Both scores on those questions I used to derive an individual score starting from the team score and adjusting it for each team member. Works like a sort of bonus-malus-factor. The form of this formulae is too complex for writing out here, but you will find all details, if needed, in the conference papers and other stuff I've uploaded on ResearchGate. But for your interest I have appended here the criteria listing and calculation of the team score; calculation of each student's score on each of the two questionnaires runs in a similar way: the result is always a score between 0 and 1. Thus, each student's end score results from a special way of merging three scores, one of which is my own judgment (as an assessor) and the other two are pure self-assessments. All is done on a five-point scale, as usual in applied research.
If you need more explanations we should communicate by e-mail, not here.
It is a useful tool in assessing learners' perceptions of themselves as learners.
'Whilst MALS+ is straightforward to administer and score, the subsequent analysis of data obtained and interpretation of its possible significance is a much more complex process. This revised manual therefore provides more extensive information about ways of analysing MALS+ scores together with examples of possible research and clinical uses. This edition also includes two questionnaires (one for Post 16) and an acetate scoring sheet.'
The formulae is interesting! I´m at a startpoint of research on student writing and group tutoring of bachelor thesis in nursing science. I appreciate Your construction of question areas as very relevant. Thank You for the material, I will read it through and keep on touch further ahead as my project proceed for launching.

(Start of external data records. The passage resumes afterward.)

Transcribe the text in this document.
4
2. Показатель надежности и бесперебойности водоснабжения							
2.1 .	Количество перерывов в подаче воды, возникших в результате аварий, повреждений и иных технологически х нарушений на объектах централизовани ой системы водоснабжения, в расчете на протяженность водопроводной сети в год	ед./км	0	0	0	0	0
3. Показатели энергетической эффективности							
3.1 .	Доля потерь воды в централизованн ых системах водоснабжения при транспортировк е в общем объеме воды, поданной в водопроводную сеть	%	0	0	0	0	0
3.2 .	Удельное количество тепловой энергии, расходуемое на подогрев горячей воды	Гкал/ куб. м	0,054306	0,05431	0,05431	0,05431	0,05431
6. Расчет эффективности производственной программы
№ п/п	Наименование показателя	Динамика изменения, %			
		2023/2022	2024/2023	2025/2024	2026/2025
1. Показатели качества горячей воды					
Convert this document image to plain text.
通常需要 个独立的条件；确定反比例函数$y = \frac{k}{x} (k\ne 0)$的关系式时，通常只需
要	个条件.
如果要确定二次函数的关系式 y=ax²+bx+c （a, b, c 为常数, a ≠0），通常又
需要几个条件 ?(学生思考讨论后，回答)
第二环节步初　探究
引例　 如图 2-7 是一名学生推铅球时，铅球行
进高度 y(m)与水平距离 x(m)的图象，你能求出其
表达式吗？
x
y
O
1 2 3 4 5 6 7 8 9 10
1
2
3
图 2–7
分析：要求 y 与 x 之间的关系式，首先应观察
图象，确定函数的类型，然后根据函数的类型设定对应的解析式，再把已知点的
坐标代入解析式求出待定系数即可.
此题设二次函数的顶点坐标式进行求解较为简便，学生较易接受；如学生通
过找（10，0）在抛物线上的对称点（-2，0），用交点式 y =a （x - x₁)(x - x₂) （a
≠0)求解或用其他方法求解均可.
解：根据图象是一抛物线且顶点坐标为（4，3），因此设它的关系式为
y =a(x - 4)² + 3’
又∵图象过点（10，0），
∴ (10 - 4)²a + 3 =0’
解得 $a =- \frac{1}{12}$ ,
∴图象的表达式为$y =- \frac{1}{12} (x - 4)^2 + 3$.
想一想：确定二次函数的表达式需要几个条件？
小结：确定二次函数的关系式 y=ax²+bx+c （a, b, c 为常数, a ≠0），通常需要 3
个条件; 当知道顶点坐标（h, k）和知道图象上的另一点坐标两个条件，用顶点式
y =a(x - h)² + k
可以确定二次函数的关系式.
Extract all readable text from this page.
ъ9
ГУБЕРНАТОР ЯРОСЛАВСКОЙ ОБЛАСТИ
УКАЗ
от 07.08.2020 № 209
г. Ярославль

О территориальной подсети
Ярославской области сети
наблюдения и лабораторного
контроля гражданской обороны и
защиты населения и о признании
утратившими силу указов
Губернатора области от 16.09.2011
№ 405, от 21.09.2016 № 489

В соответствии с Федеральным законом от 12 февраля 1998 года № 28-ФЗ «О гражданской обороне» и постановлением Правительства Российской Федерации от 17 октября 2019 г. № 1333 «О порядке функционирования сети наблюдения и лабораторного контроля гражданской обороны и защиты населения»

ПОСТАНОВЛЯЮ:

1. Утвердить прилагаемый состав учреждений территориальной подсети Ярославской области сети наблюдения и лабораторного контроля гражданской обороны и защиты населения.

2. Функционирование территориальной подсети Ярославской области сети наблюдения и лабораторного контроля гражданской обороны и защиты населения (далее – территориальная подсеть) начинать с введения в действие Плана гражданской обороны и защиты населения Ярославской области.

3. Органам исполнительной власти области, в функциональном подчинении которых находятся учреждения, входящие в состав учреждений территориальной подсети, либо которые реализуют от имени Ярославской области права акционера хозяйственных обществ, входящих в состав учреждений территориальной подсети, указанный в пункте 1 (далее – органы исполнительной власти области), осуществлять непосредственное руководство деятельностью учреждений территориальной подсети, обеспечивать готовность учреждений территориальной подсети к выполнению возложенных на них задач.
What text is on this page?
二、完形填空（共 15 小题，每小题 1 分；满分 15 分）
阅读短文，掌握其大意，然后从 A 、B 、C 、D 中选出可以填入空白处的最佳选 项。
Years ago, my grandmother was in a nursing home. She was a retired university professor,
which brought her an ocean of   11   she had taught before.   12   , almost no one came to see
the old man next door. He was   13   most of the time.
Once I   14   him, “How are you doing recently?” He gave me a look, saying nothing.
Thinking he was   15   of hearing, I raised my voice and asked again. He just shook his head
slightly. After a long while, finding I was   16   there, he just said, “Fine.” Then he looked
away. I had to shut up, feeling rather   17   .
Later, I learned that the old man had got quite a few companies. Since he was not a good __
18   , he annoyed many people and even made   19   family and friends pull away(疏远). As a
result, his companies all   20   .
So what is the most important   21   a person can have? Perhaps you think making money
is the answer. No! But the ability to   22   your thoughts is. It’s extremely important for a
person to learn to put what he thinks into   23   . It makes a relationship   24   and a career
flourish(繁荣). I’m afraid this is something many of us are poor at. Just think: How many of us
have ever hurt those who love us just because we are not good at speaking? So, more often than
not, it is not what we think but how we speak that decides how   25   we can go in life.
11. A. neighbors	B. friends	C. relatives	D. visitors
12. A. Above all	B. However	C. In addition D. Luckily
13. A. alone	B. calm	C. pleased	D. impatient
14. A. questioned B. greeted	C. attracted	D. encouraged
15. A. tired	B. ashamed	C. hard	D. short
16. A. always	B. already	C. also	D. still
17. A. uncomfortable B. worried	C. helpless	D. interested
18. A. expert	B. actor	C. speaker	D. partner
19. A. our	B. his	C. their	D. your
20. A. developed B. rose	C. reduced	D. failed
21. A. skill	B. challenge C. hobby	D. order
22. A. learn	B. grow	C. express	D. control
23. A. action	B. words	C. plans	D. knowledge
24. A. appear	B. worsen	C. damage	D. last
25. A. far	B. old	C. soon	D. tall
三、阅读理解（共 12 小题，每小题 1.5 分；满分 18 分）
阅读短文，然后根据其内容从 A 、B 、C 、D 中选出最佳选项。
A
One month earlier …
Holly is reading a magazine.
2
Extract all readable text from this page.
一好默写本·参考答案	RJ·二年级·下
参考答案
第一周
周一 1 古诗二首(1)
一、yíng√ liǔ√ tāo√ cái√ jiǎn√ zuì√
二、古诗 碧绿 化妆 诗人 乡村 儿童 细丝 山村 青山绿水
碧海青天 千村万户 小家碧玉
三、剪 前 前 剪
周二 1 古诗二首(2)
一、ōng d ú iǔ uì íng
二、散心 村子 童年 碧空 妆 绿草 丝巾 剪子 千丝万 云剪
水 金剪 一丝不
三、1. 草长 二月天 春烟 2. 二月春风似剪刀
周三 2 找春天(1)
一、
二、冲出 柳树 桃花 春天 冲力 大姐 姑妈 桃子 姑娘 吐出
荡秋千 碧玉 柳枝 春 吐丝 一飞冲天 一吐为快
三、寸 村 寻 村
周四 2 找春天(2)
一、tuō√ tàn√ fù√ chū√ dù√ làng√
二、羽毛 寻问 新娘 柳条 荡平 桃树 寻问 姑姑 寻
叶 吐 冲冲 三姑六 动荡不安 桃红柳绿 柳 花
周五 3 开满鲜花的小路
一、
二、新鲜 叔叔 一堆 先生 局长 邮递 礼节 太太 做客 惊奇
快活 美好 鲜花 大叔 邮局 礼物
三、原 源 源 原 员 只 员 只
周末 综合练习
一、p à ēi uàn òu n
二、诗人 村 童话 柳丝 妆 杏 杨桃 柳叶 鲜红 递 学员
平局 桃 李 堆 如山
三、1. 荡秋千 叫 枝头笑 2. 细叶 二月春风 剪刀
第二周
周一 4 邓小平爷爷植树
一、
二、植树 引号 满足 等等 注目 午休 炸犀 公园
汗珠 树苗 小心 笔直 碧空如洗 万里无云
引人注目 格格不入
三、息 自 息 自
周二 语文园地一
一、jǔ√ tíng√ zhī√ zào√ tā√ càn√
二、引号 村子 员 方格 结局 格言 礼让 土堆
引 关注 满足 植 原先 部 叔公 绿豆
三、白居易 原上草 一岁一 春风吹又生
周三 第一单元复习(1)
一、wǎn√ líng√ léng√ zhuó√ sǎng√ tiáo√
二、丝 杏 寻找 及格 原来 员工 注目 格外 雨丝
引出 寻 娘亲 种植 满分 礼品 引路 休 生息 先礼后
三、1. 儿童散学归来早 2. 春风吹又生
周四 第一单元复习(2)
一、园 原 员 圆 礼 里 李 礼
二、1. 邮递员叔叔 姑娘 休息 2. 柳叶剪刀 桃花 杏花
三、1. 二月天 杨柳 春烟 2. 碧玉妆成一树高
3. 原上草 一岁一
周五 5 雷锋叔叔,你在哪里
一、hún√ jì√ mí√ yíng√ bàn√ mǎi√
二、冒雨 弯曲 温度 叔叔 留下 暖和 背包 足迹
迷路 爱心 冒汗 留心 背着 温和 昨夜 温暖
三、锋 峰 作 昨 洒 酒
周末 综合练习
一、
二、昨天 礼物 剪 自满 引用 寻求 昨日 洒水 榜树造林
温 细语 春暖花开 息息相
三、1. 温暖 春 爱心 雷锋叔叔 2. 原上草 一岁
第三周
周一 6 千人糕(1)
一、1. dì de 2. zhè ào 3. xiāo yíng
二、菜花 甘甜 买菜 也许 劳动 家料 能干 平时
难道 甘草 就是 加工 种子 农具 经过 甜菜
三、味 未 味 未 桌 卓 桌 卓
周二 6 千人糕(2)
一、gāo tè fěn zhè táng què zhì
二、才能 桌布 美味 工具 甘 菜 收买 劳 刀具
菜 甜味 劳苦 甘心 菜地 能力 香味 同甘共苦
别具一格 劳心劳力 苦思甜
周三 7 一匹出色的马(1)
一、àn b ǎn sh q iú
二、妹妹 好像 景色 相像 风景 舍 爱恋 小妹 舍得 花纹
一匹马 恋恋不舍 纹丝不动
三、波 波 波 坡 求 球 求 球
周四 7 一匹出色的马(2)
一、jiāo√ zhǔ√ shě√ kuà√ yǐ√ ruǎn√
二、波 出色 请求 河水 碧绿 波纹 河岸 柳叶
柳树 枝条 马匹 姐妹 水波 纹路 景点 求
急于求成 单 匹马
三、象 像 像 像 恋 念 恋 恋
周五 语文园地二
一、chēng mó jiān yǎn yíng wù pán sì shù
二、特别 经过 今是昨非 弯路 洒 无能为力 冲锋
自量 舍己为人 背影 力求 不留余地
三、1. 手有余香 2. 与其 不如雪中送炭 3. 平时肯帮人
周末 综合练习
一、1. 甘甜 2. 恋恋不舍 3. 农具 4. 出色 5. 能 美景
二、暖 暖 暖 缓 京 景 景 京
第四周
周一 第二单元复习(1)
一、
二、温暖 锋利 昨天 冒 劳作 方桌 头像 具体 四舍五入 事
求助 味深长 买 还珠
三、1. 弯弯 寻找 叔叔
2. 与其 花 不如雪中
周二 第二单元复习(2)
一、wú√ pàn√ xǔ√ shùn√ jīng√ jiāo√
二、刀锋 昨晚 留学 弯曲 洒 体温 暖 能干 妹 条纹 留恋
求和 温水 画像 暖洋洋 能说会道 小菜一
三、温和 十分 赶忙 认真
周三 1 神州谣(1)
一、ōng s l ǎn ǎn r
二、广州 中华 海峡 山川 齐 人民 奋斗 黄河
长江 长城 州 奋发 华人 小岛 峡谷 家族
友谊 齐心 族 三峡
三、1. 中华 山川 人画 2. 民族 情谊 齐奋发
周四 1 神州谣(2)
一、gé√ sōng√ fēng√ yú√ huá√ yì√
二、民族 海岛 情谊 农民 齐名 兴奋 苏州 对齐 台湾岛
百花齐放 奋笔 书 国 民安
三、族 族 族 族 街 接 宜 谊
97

@ Ani : As an afterthought I have to say, that the 20 criteria/questions on the questionnaire are still very coarse: they only point to aspects or locations in a report which are relevant, important and frequently misunderstood. They don't tell the student yet, what precisely wen't wrong in his or her case (if anything went wrong indeed).
Thus I used the actual results of the first group of about 15 students to collect a much longer list of about 80 very specific violations of the technical writing guidelines and recommendations. That's indeed a long list!
I gave this list to the other two groups of the same size. And see: suddenly the results were much better, even after adjusting (i.e., lowering) my assessment tolerance, because these groups had a definite advantage over the first group, which acted as the source of this longer list.
What does that tell us? It reconfirms a well-known truth about guidelines: they are less useful during application as many people think or hope, because (most) guidelines only tell the newcomer in a general way what to do; they don't usually list all the ways, in which application of a specific guideline can go wrong, for whatever reason.
Furthermore, in the case of rather simple guidelines (from my point of view), it tells me, that many students have difficulties to "decode" the meaning inherent in the heavily "encoded" guidelines: the way back from abstract to concrete is much more difficult, mostly, than the original forward way from concrete to abstract. In the latter case the expert leaves out certain "irrelevant" details, in the former case the novice has to intuite them again, which is exactly what we want him or her to learn in the first place.